Tuesday, January 29, 2008

Is U.S. in Recession?

The Wall Street Journal has an interesting blog post up discussing this question:

"Stanford economist Robert Hall, chairman of the National Bureau of Economic Research committee that dates recessions, is far from announcing whether such an event has started. But he and his colleagues on the NBER’s Business Cycle Dating Committee have taken a key step: The usually dormant panel has started discussing the economic data."

They also have the National Bureau of Economic Research definition of a recession:
“A significant decline in economic activity spread across the economy, lasting more than a few months, normally visible in real GDP, real income, employment, industrial production, and wholesale-retail sales.”
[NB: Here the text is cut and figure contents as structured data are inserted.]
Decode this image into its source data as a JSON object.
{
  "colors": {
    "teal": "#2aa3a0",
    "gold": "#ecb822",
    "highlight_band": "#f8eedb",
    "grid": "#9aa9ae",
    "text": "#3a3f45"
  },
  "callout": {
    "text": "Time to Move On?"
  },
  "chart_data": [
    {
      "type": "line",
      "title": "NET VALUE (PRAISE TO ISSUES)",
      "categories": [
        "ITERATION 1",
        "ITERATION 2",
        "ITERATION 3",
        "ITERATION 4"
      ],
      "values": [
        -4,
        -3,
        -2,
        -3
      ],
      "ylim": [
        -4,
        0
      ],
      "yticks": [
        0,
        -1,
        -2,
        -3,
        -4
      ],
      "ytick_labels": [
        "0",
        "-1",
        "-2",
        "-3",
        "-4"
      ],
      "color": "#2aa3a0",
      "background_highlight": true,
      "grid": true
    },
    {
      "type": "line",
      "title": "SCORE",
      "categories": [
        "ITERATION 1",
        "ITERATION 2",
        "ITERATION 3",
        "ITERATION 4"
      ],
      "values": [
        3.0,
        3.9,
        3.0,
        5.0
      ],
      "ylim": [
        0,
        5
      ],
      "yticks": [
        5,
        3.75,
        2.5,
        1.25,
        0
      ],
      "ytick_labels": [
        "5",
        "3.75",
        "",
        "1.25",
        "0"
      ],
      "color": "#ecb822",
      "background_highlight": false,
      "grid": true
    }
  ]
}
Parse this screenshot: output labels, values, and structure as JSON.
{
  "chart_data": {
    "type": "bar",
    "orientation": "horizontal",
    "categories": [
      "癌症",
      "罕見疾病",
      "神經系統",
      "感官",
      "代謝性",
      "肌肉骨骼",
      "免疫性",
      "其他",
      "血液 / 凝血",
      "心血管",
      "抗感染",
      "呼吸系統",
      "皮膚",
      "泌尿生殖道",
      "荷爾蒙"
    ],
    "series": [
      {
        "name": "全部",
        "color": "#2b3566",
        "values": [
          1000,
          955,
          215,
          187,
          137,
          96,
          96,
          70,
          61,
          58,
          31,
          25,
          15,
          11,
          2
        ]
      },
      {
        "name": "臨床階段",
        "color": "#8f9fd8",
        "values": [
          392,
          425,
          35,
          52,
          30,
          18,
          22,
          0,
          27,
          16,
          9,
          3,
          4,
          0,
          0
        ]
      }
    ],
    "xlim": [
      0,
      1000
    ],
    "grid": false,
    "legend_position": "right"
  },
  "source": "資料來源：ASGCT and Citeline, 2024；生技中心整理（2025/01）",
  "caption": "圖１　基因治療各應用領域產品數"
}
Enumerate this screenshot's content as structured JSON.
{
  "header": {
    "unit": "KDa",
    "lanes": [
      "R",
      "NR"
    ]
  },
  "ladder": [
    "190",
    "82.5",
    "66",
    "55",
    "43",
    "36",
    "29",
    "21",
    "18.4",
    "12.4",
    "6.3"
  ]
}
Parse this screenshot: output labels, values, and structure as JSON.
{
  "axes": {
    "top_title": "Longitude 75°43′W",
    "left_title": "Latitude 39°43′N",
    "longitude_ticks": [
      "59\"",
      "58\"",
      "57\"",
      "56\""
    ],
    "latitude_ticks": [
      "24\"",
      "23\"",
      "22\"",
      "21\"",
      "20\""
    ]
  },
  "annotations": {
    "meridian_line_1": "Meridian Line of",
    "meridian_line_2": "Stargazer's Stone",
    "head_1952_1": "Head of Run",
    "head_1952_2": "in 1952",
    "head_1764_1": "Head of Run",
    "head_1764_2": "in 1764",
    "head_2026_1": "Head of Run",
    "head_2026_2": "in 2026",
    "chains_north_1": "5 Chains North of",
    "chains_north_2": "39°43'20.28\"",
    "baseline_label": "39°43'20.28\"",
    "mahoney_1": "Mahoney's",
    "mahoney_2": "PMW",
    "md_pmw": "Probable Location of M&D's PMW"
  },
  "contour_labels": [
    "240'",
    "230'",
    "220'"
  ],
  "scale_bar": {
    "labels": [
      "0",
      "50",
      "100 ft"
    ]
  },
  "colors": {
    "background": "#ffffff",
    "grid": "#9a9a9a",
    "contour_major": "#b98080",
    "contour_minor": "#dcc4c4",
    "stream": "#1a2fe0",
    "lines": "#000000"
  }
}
It is sort of amazing that the US is so accustomed to "constant growth" that a simple recession could be causing so much anxiety not only in the US but across the globe. I say simple recession here because it is not even confirmed we are in one, although most economists of all stripes are now agreeing we are heading towards one. The argument now is going to be how deep and long this coming recession lasts - but - again - I am still shocked at just how much a panic there seems to from the mere word. Recessions happen in capitalist societies/economies - they are normal and probably healthy. I think the real fear here is that people know or feel (even if they are not saying so) that there may be a realignment of the US economy to what I call a more mature economy - that is - an economy of slower growth and demand overall. With the ever rising price of energy costs and the end of cheap credit to American consumers (due to not only the crashing housing market but to tighter credit world wide), maybe the American economy in the next several years will look a lot more like the economies of the EU - and I don't think that would be such a bad thing.